In mid- to late summer, the swamps of southeast Missouri and adjacent areas along the Mississippi River become awash in color as stands of hairy rose mallow (Hibiscus lasiocarpus) put forth their conspicuous, white and pink blooms. I’ve been waiting for the mallows to bloom this year, as there is one particular beetle associated with plants in this genus that I have been keen to photograph since I first picked up a real camera a few years ago, to this point without success. My first attempt this year came in early August as I noted the tell-tale blooms while passing through extreme western Kentucky. I was foiled again (but would succeed the next day—more on this in a future post), but as I tiptoed over the soggy ground searching through the lush foliage, I saw a small, brightly colored cricket with curiously enlarged mouthparts. Even more interesting was the constant, almost frenetic manner in which the insect was moving these mouthparts. My first attempts to detach the leaf on which it was moving spooked it, and it jumped to another leaf, but I persisted and finally succeeded in detaching the leaf with the critter still upon it and maneuvering it up towards the sky for a few photographs.
Phyllopalpus pulchellus (red-headed bush cricket or “handsome trig”) | Hickman Co., Kentucky
It didn’t take long to identify the cricket as Phyllopalpus pulchellus, or “red-headed bush cricket” (family Gryllidae). This species, also known as the “handsome trig” on account of its stunning appearance and membership in the subfamily Trigonidiinae, is distinctive among all North American orthopterans by its red head and thorax, pale legs, dark wings, and—as already noted—highly modified maxillary palpi with the greatly expanded and paddle-like terminal segment. According to Capinera et al. (2004), adults appear during mid- to late summer near streams and marshes on vegetation about one meter above the ground—precisely as this individual was found. Surely it represents one of our most photographed cricket species (208 BugGuide photos and counting).
The greatly expanded palps are said to mimic beetle mandibles or spider pedipalps.

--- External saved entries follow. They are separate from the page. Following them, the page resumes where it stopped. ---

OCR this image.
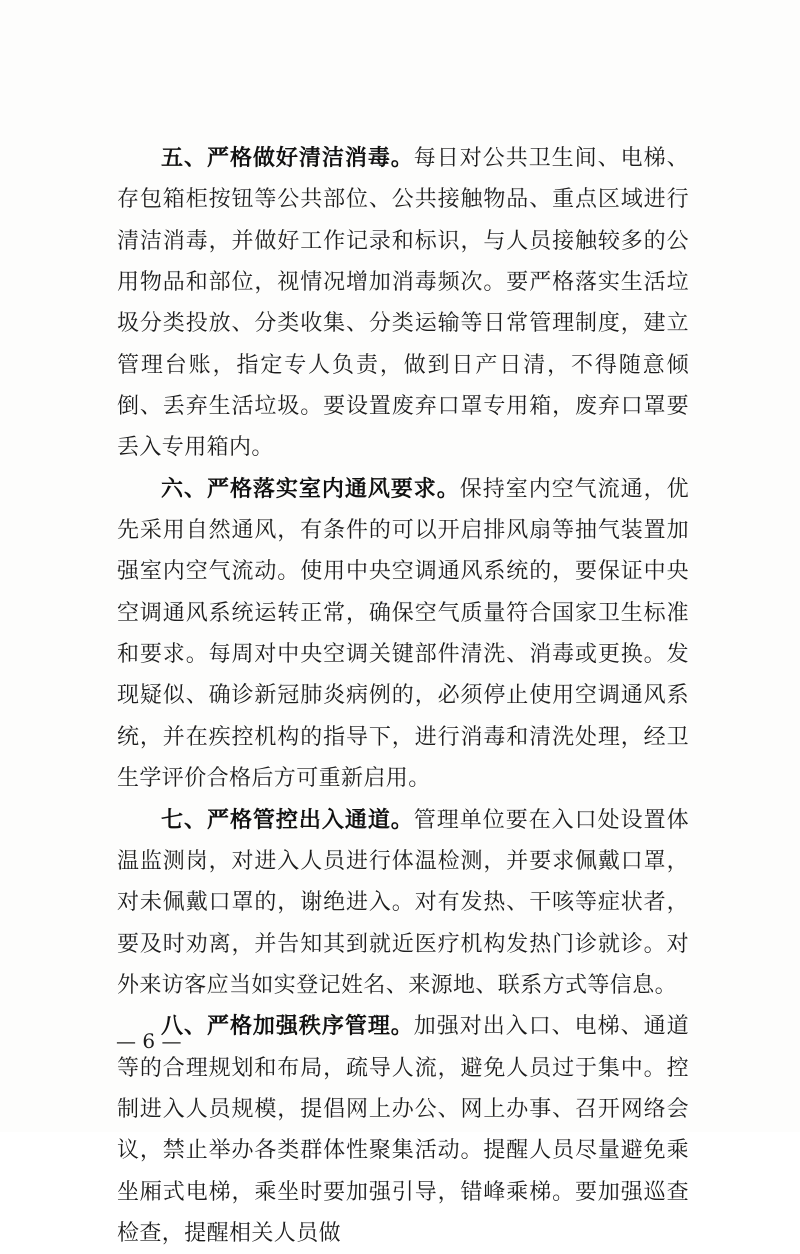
五、严格做好清洁消毒。每日对公共卫生间、电梯、存包箱柜按钮等公共部位、公共接触物品、重点区域进行清洁消毒，并做好工作记录和标识，与人员接触较多的公用物品和部位，视情况增加消毒频次。要严格落实生活垃圾分类投放、分类收集、分类运输等日常管理制度，建立管理台账，指定专人负责，做到日产日清，不得随意倾倒、丢弃生活垃圾。要设置废弃口罩专用箱，废弃口罩要丢入专用箱内。

六、严格落实室内通风要求。保持室内空气流通，优先采用自然通风，有条件的可以开启排风扇等抽气装置加强室内空气流动。使用中央空调通风系统的，要保证中央空调通风系统运转正常，确保空气质量符合国家卫生标准和要求。每周对中央空调关键部件清洗、消毒或更换。发现疑似、确诊新冠肺炎病例的，必须停止使用空调通风系统，并在疾控机构的指导下，进行消毒和清洗处理，经卫生学评价合格后方可重新启用。

七、严格管控出入通道。管理单位要在入口处设置体温监测岗，对进入人员进行体温检测，并要求佩戴口罩，对未佩戴口罩的，谢绝进入。对有发热、干咳等症状者，要及时劝离，并告知其到就近医疗机构发热门诊就诊。对外来访客应当如实登记姓名、来源地、联系方式等信息。

八、严格加强秩序管理。加强对出入口、电梯、通道等的合理规划和布局，疏导人流，避免人员过于集中。控制进入人员规模，提倡网上办公、网上办事、召开网络会议，禁止举办各类群体性聚集活动。提醒人员尽量避免乘坐厢式电梯，乘坐时要加强引导，错峰乘梯。要加强巡查检查，提醒相关人员做

— 6 —
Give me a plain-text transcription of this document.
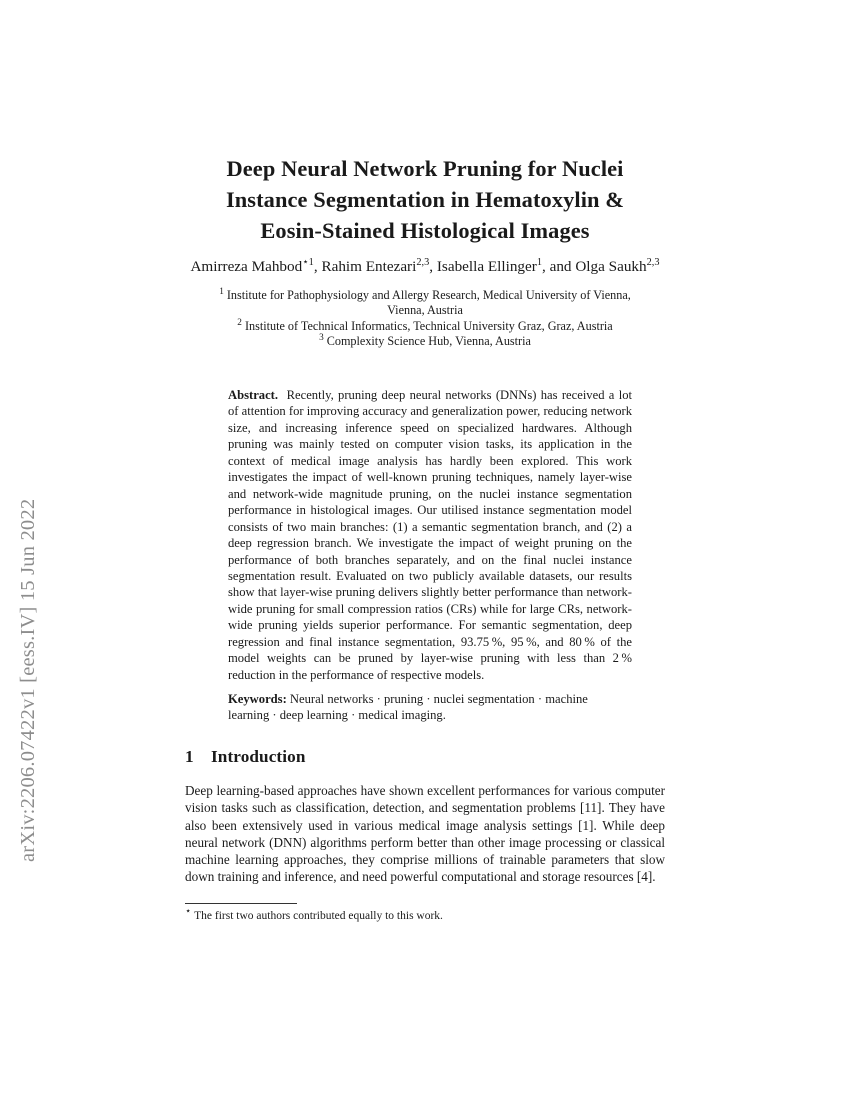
arXiv:2206.07422v1 [eess.IV] 15 Jun 2022
Deep Neural Network Pruning for Nuclei
Instance Segmentation in Hematoxylin &
Eosin-Stained Histological Images
Amirreza Mahbod$^{⋆1}$, Rahim Entezari$^{2,3}$, Isabella Ellinger$^1$, and Olga Saukh$^{2,3}$
$^1$ Institute for Pathophysiology and Allergy Research, Medical University of Vienna,
Vienna, Austria
$^2$ Institute of Technical Informatics, Technical University Graz, Graz, Austria
$^3$ Complexity Science Hub, Vienna, Austria
Abstract. Recently, pruning deep neural networks (DNNs) has received a lot of attention for improving accuracy and generalization power, reducing network size, and increasing inference speed on specialized hardwares. Although pruning was mainly tested on computer vision tasks, its application in the context of medical image analysis has hardly been explored. This work investigates the impact of well-known pruning techniques, namely layer-wise and network-wide magnitude pruning, on the nuclei instance segmentation performance in histological images. Our utilised instance segmentation model consists of two main branches: (1) a semantic segmentation branch, and (2) a deep regression branch. We investigate the impact of weight pruning on the performance of both branches separately, and on the final nuclei instance segmentation result. Evaluated on two publicly available datasets, our results show that layer-wise pruning delivers slightly better performance than network-wide pruning for small compression ratios (CRs) while for large CRs, network-wide pruning yields superior performance. For semantic segmentation, deep regression and final instance segmentation, 93.75 %, 95 %, and 80 % of the model weights can be pruned by layer-wise pruning with less than 2 % reduction in the performance of respective models.
Keywords: Neural networks · pruning · nuclei segmentation · machine learning · deep learning · medical imaging.
1 Introduction
Deep learning-based approaches have shown excellent performances for various computer vision tasks such as classification, detection, and segmentation problems [11]. They have also been extensively used in various medical image analysis settings [1]. While deep neural network (DNN) algorithms perform better than other image processing or classical machine learning approaches, they comprise millions of trainable parameters that slow down training and inference, and need powerful computational and storage resources [4].
⋆ The first two authors contributed equally to this work.
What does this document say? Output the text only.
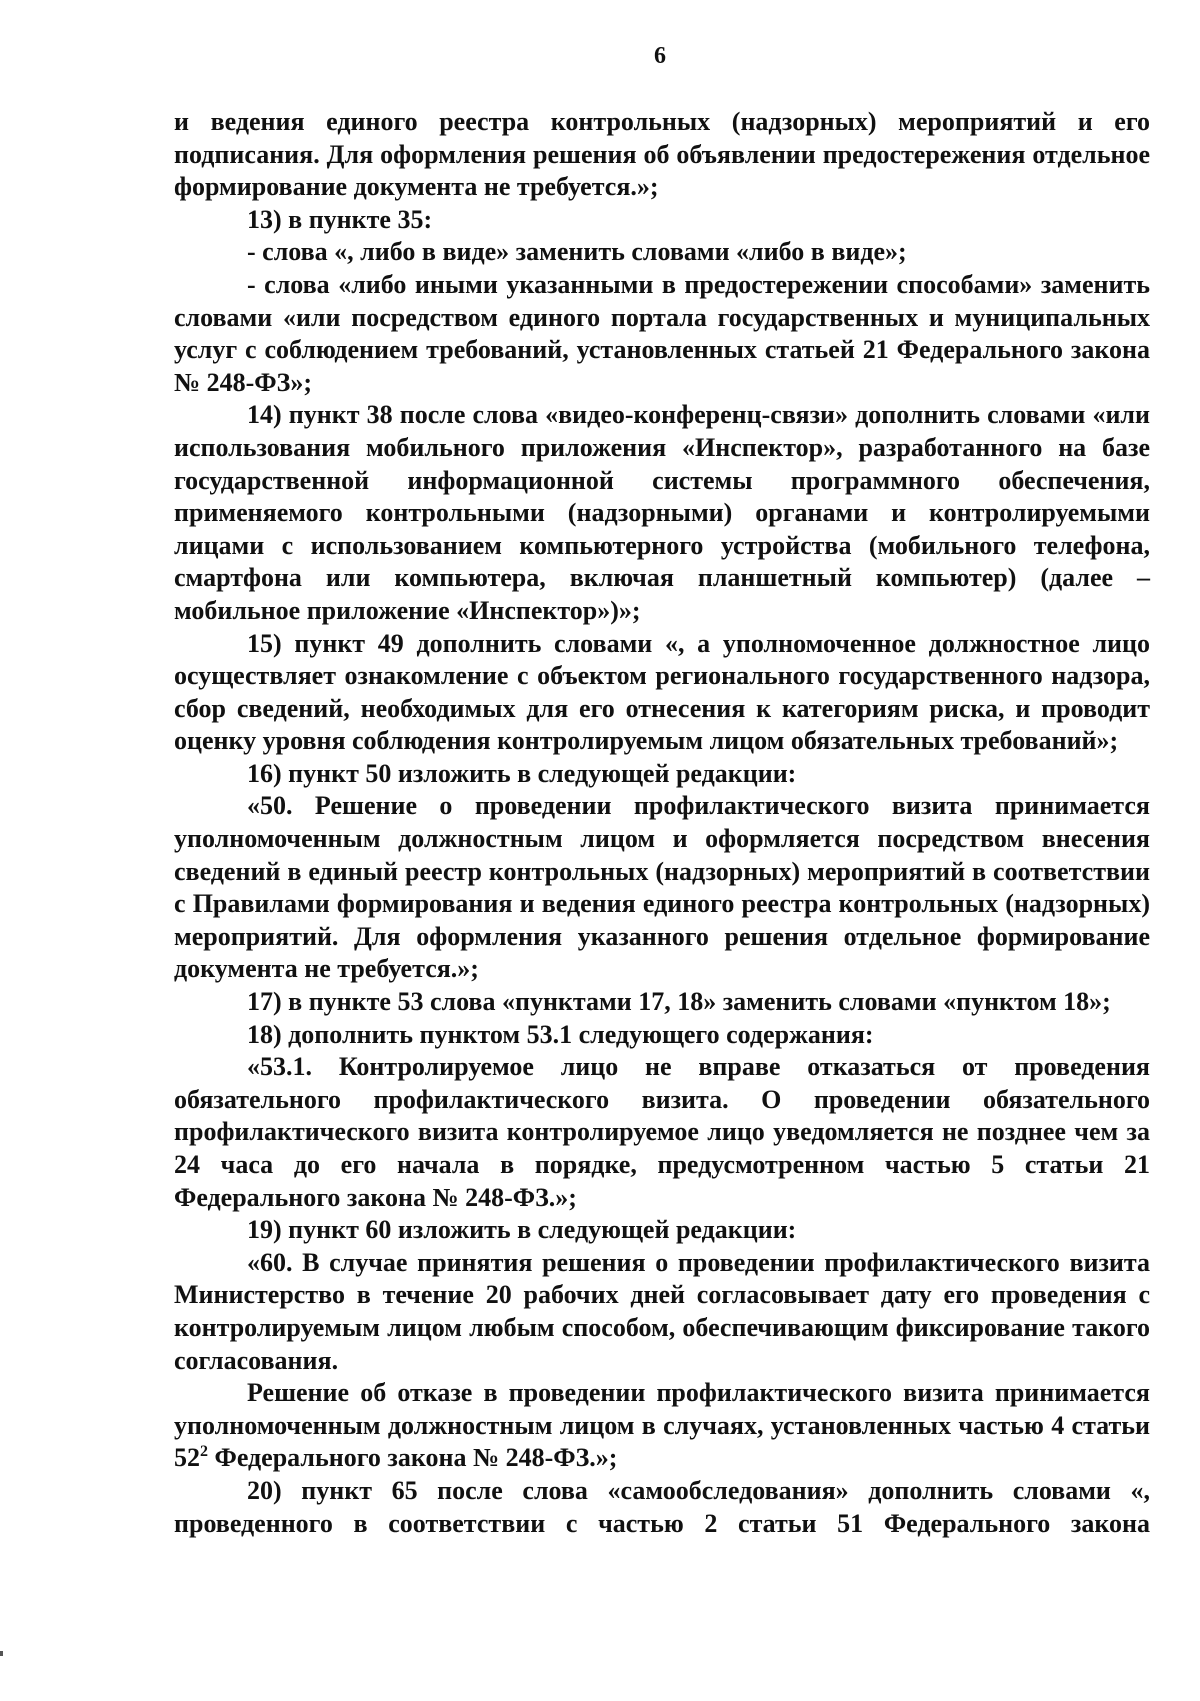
6

и ведения единого реестра контрольных (надзорных) мероприятий и его подписания. Для оформления решения об объявлении предостережения отдельное формирование документа не требуется.»;

13) в пункте 35:

- слова «, либо в виде» заменить словами «либо в виде»;

- слова «либо иными указанными в предостережении способами» заменить словами «или посредством единого портала государственных и муниципальных услуг с соблюдением требований, установленных статьей 21 Федерального закона № 248-ФЗ»;

14) пункт 38 после слова «видео-конференц-связи» дополнить словами «или использования мобильного приложения «Инспектор», разработанного на базе государственной информационной системы программного обеспечения, применяемого контрольными (надзорными) органами и контролируемыми лицами с использованием компьютерного устройства (мобильного телефона, смартфона или компьютера, включая планшетный компьютер) (далее – мобильное приложение «Инспектор»)»;

15) пункт 49 дополнить словами «, а уполномоченное должностное лицо осуществляет ознакомление с объектом регионального государственного надзора, сбор сведений, необходимых для его отнесения к категориям риска, и проводит оценку уровня соблюдения контролируемым лицом обязательных требований»;

16) пункт 50 изложить в следующей редакции:

«50. Решение о проведении профилактического визита принимается уполномоченным должностным лицом и оформляется посредством внесения сведений в единый реестр контрольных (надзорных) мероприятий в соответствии с Правилами формирования и ведения единого реестра контрольных (надзорных) мероприятий. Для оформления указанного решения отдельное формирование документа не требуется.»;

17) в пункте 53 слова «пунктами 17, 18» заменить словами «пунктом 18»;

18) дополнить пунктом 53.1 следующего содержания:

«53.1. Контролируемое лицо не вправе отказаться от проведения обязательного профилактического визита. О проведении обязательного профилактического визита контролируемое лицо уведомляется не позднее чем за 24 часа до его начала в порядке, предусмотренном частью 5 статьи 21 Федерального закона № 248-ФЗ.»;

19) пункт 60 изложить в следующей редакции:

«60. В случае принятия решения о проведении профилактического визита Министерство в течение 20 рабочих дней согласовывает дату его проведения с контролируемым лицом любым способом, обеспечивающим фиксирование такого согласования.

Решение об отказе в проведении профилактического визита принимается уполномоченным должностным лицом в случаях, установленных частью 4 статьи $52^2$ Федерального закона № 248-ФЗ.»;

20) пункт 65 после слова «самообследования» дополнить словами «, проведенного в соответствии с частью 2 статьи 51 Федерального закона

The obvious question to anyone who sees this species is, “Why the curiously enlarged palps?” Both males and females exhibit this character (even as juveniles), so it seems clear that there is no special sexual or hypersensory function. One idea mentioned on BugGuide (perhaps originating from this EOL post by Patrick Coin) suggests that the crickets are Batesian mimics of chemically-defended ground beetles (family Carabidae) such as bombardier beetles (genus Brachinus). This thought is based on their similar coloration, the convex and shiny (and, thus, beetle-like) forewings of the females, and some resemblance of the enlarged palpi to the mandibles of the beetles. I am not completely satisfied with this idea, since bombardier beetles are generally found on the ground rather than foliage. Moreover, males lack the convex, shiny forewings exhibited by females, and resemblance of the palps to beetle mandibles doesn’t explain their curiously constant movement (ground beetles don’t constantly move their mandibles). Another idea suggested by orthopterist (and insect macrophotographer extraordinaire!) Piotr Naskrecki is a mimetic association with another group of arthropods, noting that the busy movements of the palps is very similar to the way jumping spiders (family Salticidae) move their pedipalps. This suggestion also is not completely satisfying, as it leaves one wondering why the crickets are so boldly and conspicuously colored. While some jumping spiders are brightly colored, I’m not aware of any in eastern North America with similar coloration (indeed, many jumping spiders can be considered ‘drab’). Perhaps the crickets have adopted mimetic strategies using multiple models in their efforts to avoid predation?
The brown wings and sickle-shaped ovipositor identify this individual as a female.
The individual in these photos can be identified as a female due to the presence of the sickle-shaped ovipositor and, as mentioned above, the convex, shiny forewings. Males possess more typically cricket-like forewings, perhaps constrained to such shape by the sound producing function they must serve. The males do, however, exhibit an interesting dimorphism of the forewings, with one wing being clear and the other one black. Fellow St. Louisan and singing insect enthusiast James C. Trager notes this dimorphism has been mentioned in the literature but not explained and suggests it may have something to do with the adaptive physics of sound production.
Congratulations to Ben Coulter, who wins Super Crop Challenge #16, which featured a cropped close-up of the enlarged maxillary palpi of this insect. His 12 pts increase his lead in the overall standings for BitB Challenge Session #7 to an almost insurmountable 59 pts. Morgan Jackson and Troy Bartlett round out the podium with 10 and 9 pts, respectively—Troy’s points being enough to move him into 2nd place in the overalls with 23 pts. Third place in the overalls is still up for grabs, since none of the people occupying the 3rd through 6th places has played for awhile—realistically any number of people behind them could jump onto the podium (or even grab 2nd place!) in the next (and probably last) Session #7 challenge.
Capinera, J. L., R. D. Scott & T. J. Walker. 2004. Field Guide To Grasshoppers, Katydids, And Crickets Of The United States. Cornell University Press, Ithaca, New York, 249 pp. [Amazon].